All right kids, lights out
By Taylor Sullivan
tsulli21@mscd.edu

Happy January, everyone, and welcome back to school. It’s time to finally put down your Wii controllers, purge your New Year’s Eve hangover and forget all about the holidays.

Not so fast, Denver City and County Building. Stay right where you are. You have to stay lit up like the holiday-clown whore you are.

Apparently, as tradition has it, whoever is in charge of the holiday lights at the City and County Building must be a full-blooded redneck, procrastinating against taking down the lights until they get Federico Peña’s ’84 Trans-Am off of the cinder blocks in Civic Center Park.

So what is behind this post-holiday, call-the-tenants’-association-to-complain, city-wide embarrassment? According to Denvergov.org, it is a tradition to keep the holiday lights lit, not through the duration of the holiday season, but until the king of cow-town antics, the National Western Stock Show, leaves town. So shortly after the New Year’s Ball drops, the building changes from a holiday-clown whore to a rodeo-clown whore.


Illustration by Adam Goldstein goldstea@mscd.edu

Ahhh. Now it all makes sense. Red and green lights are an obvious representation of bull riding and funnel cake. And all the livestock from the nativity scene makes an easy transition into stock-show fare, with Joseph and the three wise men making excellent cowboys, and Santa standing in as a fine champion hog.

Everyone with any sense in Denver is like the nagging wife in this situation, begging their lay-about husband Duane, the “Electronic Technician,” to take down the Christmas lights. Duane’s response? “Hold up, baby, right after the hog-tie competition. And bring me another Coors Light, will ya?”

Wake up, Denver. Duane is passed out on the couch, and Jerry Springer reruns are blaring on the tube. The other state capitals on the block are all laughing at us and telling their kids not to play in our yard.
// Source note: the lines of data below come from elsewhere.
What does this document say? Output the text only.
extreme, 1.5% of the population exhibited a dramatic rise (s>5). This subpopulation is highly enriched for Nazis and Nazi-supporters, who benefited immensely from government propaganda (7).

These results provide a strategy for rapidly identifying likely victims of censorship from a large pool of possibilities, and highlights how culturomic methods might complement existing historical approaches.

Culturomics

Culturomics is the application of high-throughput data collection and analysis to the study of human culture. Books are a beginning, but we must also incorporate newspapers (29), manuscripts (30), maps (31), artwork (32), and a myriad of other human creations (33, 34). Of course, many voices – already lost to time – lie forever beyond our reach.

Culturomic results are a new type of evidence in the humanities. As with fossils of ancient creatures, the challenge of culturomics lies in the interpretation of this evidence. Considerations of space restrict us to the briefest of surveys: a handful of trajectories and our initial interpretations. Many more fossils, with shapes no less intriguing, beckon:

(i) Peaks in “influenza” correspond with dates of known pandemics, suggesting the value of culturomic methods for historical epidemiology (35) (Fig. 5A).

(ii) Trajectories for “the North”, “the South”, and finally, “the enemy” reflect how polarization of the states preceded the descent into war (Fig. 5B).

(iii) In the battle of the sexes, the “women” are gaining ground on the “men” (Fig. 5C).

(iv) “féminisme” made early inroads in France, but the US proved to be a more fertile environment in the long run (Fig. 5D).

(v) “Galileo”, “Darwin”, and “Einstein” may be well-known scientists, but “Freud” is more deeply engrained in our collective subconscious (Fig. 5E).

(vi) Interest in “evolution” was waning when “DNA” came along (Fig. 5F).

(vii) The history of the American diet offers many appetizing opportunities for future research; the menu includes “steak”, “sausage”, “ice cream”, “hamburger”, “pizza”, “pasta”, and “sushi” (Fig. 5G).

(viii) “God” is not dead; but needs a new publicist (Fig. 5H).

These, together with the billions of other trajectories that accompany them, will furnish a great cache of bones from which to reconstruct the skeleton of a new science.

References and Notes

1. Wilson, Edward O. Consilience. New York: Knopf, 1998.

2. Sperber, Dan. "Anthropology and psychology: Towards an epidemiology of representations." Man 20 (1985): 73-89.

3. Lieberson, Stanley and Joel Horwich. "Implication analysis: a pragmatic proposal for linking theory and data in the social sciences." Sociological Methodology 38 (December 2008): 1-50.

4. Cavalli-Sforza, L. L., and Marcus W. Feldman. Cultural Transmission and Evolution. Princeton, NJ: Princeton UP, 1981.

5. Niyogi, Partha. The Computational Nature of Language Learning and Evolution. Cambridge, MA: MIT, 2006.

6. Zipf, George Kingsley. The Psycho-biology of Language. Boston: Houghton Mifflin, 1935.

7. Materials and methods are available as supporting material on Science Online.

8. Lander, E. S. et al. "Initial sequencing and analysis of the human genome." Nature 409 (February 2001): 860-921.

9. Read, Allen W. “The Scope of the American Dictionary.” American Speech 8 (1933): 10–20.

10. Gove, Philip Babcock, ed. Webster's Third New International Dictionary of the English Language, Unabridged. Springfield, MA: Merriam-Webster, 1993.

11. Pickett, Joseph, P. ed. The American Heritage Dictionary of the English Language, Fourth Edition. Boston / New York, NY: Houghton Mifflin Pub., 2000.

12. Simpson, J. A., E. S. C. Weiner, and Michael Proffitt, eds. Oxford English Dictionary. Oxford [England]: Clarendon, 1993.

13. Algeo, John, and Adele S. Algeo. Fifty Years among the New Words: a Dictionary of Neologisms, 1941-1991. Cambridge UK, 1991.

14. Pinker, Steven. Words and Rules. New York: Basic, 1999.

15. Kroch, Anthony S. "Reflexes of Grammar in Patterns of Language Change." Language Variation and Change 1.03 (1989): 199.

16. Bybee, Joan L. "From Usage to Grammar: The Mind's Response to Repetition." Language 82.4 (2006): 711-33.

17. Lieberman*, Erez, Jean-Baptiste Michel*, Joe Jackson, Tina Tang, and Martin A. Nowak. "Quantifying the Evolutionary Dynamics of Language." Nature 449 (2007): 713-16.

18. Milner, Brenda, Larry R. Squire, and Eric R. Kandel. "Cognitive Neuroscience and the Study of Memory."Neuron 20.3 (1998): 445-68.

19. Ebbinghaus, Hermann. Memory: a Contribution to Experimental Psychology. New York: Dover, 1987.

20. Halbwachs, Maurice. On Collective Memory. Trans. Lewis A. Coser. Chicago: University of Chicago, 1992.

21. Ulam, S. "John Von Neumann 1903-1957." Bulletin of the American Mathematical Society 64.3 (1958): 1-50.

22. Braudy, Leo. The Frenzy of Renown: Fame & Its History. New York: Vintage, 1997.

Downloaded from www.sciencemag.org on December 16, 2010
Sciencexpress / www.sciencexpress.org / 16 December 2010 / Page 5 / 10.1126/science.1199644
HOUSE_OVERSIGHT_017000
This extravagance wouldn’t be a problem if the displays at the City and County Building were tasteful. But seriously, a blind kindergarten class could do a classier job than the floodlight disaster that drowns the building every year. It looks like a prisoner is trying to escape lockup at the Fisher Price Penitentiary. And let’s be honest, they’re not holiday lights, they’re Christmas lights. Hello, baby Jesus? So why are they left up for the stock show? You’d have to ask the ghost of Buffalo Bill himself.

The only reason anyone comes to this town is because they expect an Old-West-style shootout to break out any minute, cowboys flying through the window of the corner saloon. And we wonder why! Maybe it’s the shining beacon that can be seen from space telling the whole world that Denver never left 1878, that we are frozen in time like a woolly mammoth from the ice age. We don’t even have cars here, just horses and carriages. No police, just the respect that comes at the end of a Winchester. In fact, you will probably find some gold just sitting in the street next to the South Platte. If you can’t find us, just follow the smell of cow manure and the holy lights of the West.

If Denver wanted to leave the lights on a little longer, the least they could do is come up with a better excuse, like Chinese New Year’s, or Presidents’ Day, or “I’ll do it next Saturday,” for God’s sake. Almost anything would be better than the National Western Stock Show, except maybe a clown whore. Anything is better than a clown whore.